24 de outubro de 2019

Astrônomos descobrem galáxia 'monstro' à espreita em nuvens de poeira distantes

A impressão de um artista sobre como seria uma galáxia enorme no universo primitivo. Imagens cortesia de James Josephides, Swinburne Astronomy Productions, Christina Williams, Universidade do Arizona e Ivo Labbé, Swinburne University.

Uma equipe de astrônomos, incluindo a professora assistente Kate Whitaker da Universidade de Massachusetts Amherst, relata hoje que, por acaso, descobriram traços fracos de uma enorme galáxia nunca vista antes, datada do universo primitivo. Comparando a descoberta com a fotografia de pegadas do mítico Yeti, os autores, liderados pela pós-doutorada Christina Williams na Universidade do Arizona, dizem que a comunidade científica já considerou galáxias monstruosas como folclore, porque não havia evidências até agora.

Whitaker e Williams, ambos ex-alunos da UMass Amherst, e colegas dizem que a descoberta fornece novas idéias sobre os primeiros passos crescentes de algumas das maiores galáxias do universo. Os detalhes aparecem no atual Astrophysical Journal .

Whitaker, especialista em formação e evolução de galáxias, diz: “Essas galáxias ocultas são realmente intrigantes; faz você se perguntar se isso é apenas a ponta do iceberg, com todo um novo tipo de população de galáxias esperando para ser descoberta. ”

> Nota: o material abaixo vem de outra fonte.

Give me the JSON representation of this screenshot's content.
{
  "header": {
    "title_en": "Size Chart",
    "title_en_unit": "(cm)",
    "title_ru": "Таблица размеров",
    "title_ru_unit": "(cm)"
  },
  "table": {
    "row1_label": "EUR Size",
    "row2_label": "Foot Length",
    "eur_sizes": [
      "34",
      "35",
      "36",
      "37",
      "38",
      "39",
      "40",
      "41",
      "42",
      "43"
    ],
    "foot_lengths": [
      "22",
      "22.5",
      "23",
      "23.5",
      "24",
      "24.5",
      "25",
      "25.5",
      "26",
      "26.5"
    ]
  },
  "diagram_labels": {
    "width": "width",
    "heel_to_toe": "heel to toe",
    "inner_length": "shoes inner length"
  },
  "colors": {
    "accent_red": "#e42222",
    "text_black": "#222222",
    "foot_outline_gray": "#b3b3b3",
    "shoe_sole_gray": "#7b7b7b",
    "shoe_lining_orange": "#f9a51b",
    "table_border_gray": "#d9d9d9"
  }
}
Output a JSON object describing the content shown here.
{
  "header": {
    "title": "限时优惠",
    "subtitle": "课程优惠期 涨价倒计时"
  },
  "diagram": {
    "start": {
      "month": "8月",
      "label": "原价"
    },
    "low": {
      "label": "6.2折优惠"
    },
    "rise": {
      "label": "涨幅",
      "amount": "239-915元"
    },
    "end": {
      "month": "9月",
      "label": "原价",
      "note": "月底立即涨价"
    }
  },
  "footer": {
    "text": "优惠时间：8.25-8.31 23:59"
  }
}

Para este trabalho, os astrônomos usaram o ALMA - o Atacama Large Millimeter Array - uma coleção de 66 radiotelescópios localizados nas altas montanhas do Chile. Em novas observações com limites de detecção extremamente sensíveis, Williams notou um leve borrão de luz. “Era muito misterioso”, ela diz, “mas a luz parecia não estar ligada a nenhuma galáxia conhecida. Quando vi que esta galáxia era invisível em qualquer outro comprimento de onda, fiquei muito empolgada, porque significava que provavelmente estava muito longe e escondida por nuvens de poeira. ”

Os pesquisadores estimam que o sinal veio de tão longe que levou 12,5 bilhões de anos para chegar à Terra, quando o universo estava em sua infância. Eles acham que a emissão observada é causada pelo brilho quente das partículas de poeira - que efetivamente obscurecem toda a luz - aquecida pelas estrelas que se formam profundamente dentro de uma galáxia jovem.

O co-autor do estudo, Ivo Labbé, da Universidade de Tecnologia de Swinburne, em Melbourne, na Austrália, diz: “Descobrimos que a galáxia é realmente uma enorme galáxia monstruosa com tantas estrelas quanto a Via Láctea, mas repleta de atividade, formando novas estrelas aos 100 anos. vezes a taxa de nossa própria galáxia. "

A descoberta pode resolver uma questão de longa data em astronomia, dizem os autores. Algumas das maiores galáxias do universo jovem parecem ter crescido e amadurecido muito rapidamente, o que não corresponde às previsões teóricas. Ainda mais intrigante é que essas galáxias maduras parecem surgir do nada quando o universo era relativamente jovem, apenas 10% de sua idade atual, apontam eles.

Além disso, os astrônomos nunca parecem pegá-los enquanto estão se formando, observa Williams. Galáxias menores foram vistas no universo primitivo com o telescópio espacial Hubble, mas não estão crescendo rápido o suficiente. Outras galáxias monstruosas também foram relatadas anteriormente, mas esses avistamentos têm sido muito raros para uma explicação satisfatória do que estava ocorrendo. Ela agora diz: "Nossa galáxia de monstros ocultos tem precisamente os ingredientes certos para ser esse elo que falta, porque provavelmente são muito mais comuns".

A questão em aberto hoje, dizem os astrônomos, é exatamente quantas existem. O estudo atual foi realizado em uma pequena parte do céu, com menos de 1/100 do tamanho da lua cheia. Isso poderia significar que encontrar “pegadas de Yeti” em uma pequena faixa de deserto significa que foi um achado de sorte ou estão encobertas, mas à espreita por toda parte.

Williams diz: “No momento, estamos ansiosos para que o Telescópio Espacial James Webb (JWST) dê uma olhada nessas coisas”, referindo-se a um novo telescópio revolucionário programado para ser lançado em março de 2021. “O JWST poderá olhar através da poeira véu para que possamos aprender o tamanho dessas galáxias e quão rápido elas estão crescendo, para entender melhor por que os modelos falham em explicá-las ”, acrescenta ela.